I guess this is caused by unpartitioned_event_horizon(): https://github.com/ansible/awx/blob/fc0b58fd0472b732f36702431896d6d00d78dd19/awx/api/views/__init__.py#L130-L136 Maybe the error that Django throws here changed and the except ProgrammingError doesn't catch that anymore?

Or rather, Django seems to internally repeat the query (see extended Postgres log). The first try might have resulted in a ProgrammingError, but the second results in a different reaction from Postgres (because the transaction has to be rolled back first) and hence throws a different exception.

jplitza commented 12 months ago

Actually, the catching of the ProgrammingError works as intended.

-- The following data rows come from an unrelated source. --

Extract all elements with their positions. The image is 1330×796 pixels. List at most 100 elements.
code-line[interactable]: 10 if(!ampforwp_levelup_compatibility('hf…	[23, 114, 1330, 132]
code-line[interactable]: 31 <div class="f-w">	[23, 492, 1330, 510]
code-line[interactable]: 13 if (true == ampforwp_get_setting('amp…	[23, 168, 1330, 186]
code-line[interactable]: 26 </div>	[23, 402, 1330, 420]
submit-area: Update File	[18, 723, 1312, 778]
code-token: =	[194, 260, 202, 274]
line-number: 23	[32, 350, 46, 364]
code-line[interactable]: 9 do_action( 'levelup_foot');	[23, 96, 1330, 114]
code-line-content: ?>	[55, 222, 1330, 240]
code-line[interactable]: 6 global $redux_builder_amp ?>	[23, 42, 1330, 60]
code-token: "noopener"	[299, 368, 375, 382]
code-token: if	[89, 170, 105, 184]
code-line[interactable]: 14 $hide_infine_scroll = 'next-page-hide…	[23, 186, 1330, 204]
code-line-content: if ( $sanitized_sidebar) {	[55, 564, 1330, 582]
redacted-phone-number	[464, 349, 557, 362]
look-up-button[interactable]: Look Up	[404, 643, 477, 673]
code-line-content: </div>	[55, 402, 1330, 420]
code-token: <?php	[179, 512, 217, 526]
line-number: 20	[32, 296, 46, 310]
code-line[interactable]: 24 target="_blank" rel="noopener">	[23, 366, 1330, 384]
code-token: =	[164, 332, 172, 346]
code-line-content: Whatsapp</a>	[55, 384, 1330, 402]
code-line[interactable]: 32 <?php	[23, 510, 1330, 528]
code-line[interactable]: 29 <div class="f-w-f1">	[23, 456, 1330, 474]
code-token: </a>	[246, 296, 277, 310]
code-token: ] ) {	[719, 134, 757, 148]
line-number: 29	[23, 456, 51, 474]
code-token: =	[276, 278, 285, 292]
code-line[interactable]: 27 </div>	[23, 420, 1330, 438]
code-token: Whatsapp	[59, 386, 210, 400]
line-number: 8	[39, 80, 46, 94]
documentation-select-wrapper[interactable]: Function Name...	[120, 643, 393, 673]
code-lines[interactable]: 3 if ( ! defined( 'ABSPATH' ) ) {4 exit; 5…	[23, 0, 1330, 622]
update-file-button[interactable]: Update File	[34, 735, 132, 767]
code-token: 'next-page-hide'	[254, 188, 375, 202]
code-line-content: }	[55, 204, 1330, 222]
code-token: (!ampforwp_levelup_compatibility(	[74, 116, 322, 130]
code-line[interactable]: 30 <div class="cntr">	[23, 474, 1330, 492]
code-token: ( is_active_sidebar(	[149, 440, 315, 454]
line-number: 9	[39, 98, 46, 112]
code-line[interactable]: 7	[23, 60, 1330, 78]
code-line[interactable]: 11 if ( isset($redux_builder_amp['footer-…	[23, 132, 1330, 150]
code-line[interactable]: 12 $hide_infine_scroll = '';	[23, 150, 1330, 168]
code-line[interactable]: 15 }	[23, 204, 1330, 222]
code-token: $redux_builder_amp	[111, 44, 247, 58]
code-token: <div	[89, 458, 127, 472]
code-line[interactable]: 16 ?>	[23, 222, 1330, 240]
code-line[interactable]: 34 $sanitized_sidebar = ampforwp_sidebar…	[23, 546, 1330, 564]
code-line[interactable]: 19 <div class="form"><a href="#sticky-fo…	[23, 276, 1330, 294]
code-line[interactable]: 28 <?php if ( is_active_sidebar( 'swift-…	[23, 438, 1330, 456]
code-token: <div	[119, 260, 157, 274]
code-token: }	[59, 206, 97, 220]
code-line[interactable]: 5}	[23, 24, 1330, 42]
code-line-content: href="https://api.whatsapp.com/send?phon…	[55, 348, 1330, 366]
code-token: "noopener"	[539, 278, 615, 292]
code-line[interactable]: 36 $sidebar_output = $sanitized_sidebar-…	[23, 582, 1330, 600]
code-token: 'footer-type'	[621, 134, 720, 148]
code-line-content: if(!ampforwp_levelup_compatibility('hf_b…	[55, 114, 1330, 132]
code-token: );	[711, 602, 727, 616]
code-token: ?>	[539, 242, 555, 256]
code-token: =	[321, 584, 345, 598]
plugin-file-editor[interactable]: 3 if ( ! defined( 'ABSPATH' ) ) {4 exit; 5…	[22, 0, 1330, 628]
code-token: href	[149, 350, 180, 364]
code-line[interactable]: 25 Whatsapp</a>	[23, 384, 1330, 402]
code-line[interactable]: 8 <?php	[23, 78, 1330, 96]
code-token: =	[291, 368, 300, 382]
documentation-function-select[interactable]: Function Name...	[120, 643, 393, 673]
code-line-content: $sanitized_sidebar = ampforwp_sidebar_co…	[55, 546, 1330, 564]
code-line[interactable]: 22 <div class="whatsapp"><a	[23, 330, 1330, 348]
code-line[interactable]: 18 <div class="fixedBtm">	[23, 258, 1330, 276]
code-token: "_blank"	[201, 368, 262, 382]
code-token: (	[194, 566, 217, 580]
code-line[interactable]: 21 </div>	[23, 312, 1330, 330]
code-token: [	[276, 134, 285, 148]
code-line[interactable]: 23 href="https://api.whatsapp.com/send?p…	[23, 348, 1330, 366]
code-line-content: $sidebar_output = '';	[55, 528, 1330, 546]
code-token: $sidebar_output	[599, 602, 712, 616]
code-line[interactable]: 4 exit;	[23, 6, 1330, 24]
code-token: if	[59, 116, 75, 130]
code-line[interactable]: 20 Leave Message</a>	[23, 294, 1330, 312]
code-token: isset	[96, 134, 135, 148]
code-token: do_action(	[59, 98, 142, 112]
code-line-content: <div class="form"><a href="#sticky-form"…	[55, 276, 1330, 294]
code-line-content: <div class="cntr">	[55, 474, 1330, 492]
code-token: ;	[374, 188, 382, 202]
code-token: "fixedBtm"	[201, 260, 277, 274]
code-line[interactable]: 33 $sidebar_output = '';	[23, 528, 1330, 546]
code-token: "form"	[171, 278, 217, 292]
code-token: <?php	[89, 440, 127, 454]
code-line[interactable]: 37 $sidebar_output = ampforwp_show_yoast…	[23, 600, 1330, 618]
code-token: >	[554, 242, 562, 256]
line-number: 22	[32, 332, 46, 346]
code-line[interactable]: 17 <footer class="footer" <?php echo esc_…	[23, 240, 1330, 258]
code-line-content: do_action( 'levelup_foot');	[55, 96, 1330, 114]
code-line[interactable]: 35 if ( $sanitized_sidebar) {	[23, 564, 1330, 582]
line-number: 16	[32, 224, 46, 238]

The only problem is that at some earlier point, a transaction was started, which isn't rolled back when the statement fails.

Inserting a transaction.rollback() in the except block doesn't work either, because:

django.db.transaction.TransactionManagementError: This is forbidden when an 'atomic' block is active.

So as a workaround, I now first check if the table exists:

def unpartitioned_event_horizon(cls):
    if f'_unpartitioned_{cls._meta.db_table}' not in connection.introspection.table_names():
        return 0
    with connection.cursor() as cursor:
        cursor.execute(f'SELECT MAX(id) FROM _unpartitioned_{cls._meta.db_table}')
        return cursor.fetchone()[0] or -1

I don't know whether this actually works when the unpartitioned table is present, but it works for me. :wink:

fosterseth commented 11 months ago

@AlanCoding is suggestion we modify the select statement to do the table introspection

e.g.

select case when EXISTS (SELECT * FROM INFORMATION_SCHEMA.TABLES WHERE TABLE_NAME = 'params')
then (select par_val from params where par_name='DBALIAS') else (select 'NOTABLE') end as DBAlias;
AlanCoding commented 11 months ago

This is a high priority item, I will try to look at it today.